In today’s world tariff and non-tariff barriers are decreasing rapidly as countries are opening their markets to foreign economies. The WTO agreements provides for various trade remedies such as anti-dumping duties, countervailing duties and safeguards in order to protect the domestic industry from the adverse consequences of trade liberalization.
One of the most sought trade remedy is Anti-Dumping.
Dumping is said to occur when an exporter sells a product in an export market at a price below that which is charged for the same or some comparable merchandise in the home market(of the exporter).
The WTO Anti-Dumping Agreement and the GATT gives the right to contracting parties to apply anti-dumping measures, i.e. measures against imports of a product at an export price below its “normal value” (usually it’s the price of the product in the domestic market of the exporting country) if such dumped imports cause injury to a domestic industry in the territory of the importing contracting party (Article VI of the General Agreement on Tariffs and Trade (GATT) in 1947).
The reason why dumping is condemned is because although consumers of dumped products may benefit in the short term from lower prices, dumping sends false market signals about the underlying competitive positions of market participants.
It is pertinent to notice that the dramatic increase in the use of Anti-Dumping law is inversely related to trade liberalization schemes adopted by a country.
When high tariffs are no longer available to protect domestic industries, and most nontariff barriers, such as quotas, are outlawed as they have been in the WTO system, the only remaining effective means of protecting the domestic industry is through the trade remedy law.
Politically, it is easier for a government to punish “unfair” trade practices and to give protection to domestic industry through imposition of penalty antidumping or countervailing duties than to impose higher tariffs or quotas on domestic producers who are unable to compete with the imports.
S wherein with the help of sham Dumping calculations, developed countries like the U.S, Canada or The EU increase the cost of foreign products in the domestic markets by imposing duties which they would have been otherwise unable to impose. (the trend has now shifted even to the developing countries)
Surely Anti-Dumping may be justified in cases where foreign exporters are guilty of predatory pricing.

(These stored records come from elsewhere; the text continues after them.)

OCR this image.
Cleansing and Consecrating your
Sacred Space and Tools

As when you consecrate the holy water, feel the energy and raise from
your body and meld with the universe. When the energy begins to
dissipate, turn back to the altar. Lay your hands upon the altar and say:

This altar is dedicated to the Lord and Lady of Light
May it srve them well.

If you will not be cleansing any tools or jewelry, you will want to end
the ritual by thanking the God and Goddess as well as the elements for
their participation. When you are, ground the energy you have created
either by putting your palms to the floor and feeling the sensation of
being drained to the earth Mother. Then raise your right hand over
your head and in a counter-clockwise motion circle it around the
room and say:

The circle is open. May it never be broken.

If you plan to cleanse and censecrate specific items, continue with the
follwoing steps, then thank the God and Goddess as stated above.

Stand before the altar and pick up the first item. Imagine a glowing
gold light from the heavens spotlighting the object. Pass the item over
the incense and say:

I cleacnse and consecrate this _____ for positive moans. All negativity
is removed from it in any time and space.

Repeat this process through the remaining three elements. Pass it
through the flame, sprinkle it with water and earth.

The question that comes up at this juncture is, how often does such situation arise?
Logically it’ll be quite rare because predatory pricing relies on the unlikely ability of a single producer to dominate a world market.

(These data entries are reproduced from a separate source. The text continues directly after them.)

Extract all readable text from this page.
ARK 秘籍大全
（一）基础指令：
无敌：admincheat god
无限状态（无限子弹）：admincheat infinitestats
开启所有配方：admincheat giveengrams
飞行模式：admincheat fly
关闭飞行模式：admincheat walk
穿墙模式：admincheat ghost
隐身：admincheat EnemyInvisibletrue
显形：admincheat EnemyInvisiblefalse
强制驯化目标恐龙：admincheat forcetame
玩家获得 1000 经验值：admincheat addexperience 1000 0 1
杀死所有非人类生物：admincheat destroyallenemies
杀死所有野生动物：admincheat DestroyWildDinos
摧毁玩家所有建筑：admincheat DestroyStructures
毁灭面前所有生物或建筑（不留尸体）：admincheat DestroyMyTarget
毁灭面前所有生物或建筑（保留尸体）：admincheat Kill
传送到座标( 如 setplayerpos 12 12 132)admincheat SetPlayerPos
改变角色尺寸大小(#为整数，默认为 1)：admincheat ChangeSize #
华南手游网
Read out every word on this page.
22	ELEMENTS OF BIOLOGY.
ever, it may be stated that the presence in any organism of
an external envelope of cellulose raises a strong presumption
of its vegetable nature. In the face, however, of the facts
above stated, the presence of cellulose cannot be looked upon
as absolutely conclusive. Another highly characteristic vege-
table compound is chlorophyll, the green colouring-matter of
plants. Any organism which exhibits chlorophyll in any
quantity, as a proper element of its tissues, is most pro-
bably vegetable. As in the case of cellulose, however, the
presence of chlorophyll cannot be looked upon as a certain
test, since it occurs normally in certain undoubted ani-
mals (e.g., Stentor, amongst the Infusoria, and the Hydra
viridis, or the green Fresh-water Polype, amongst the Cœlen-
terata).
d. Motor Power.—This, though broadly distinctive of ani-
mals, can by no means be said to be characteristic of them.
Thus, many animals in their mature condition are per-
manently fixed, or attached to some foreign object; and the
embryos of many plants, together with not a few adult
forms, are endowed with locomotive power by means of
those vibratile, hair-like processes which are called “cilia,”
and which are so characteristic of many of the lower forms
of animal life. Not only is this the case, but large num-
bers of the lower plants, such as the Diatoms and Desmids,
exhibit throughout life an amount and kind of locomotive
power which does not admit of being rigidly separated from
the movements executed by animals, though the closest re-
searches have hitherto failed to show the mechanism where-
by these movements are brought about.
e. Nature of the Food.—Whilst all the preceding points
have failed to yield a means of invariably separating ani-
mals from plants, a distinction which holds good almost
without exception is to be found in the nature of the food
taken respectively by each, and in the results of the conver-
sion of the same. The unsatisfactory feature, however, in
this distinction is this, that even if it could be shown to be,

The choice between Anti-Dumping and free trade can be understood easily by the Prisoners Dilemma. Everyone wins only if there is cooperation among all players (none of the Countries impose Anti-Dumping Measures).
In the case of noncooperation by one, the defector will gain the most benefits (it can apply anti-dumping duties to others' imports, without it being imposed on its own exports). Others will follow a similar rationale, until finally some late-coming countries are virtually forced to use it to simply level the trade playing field.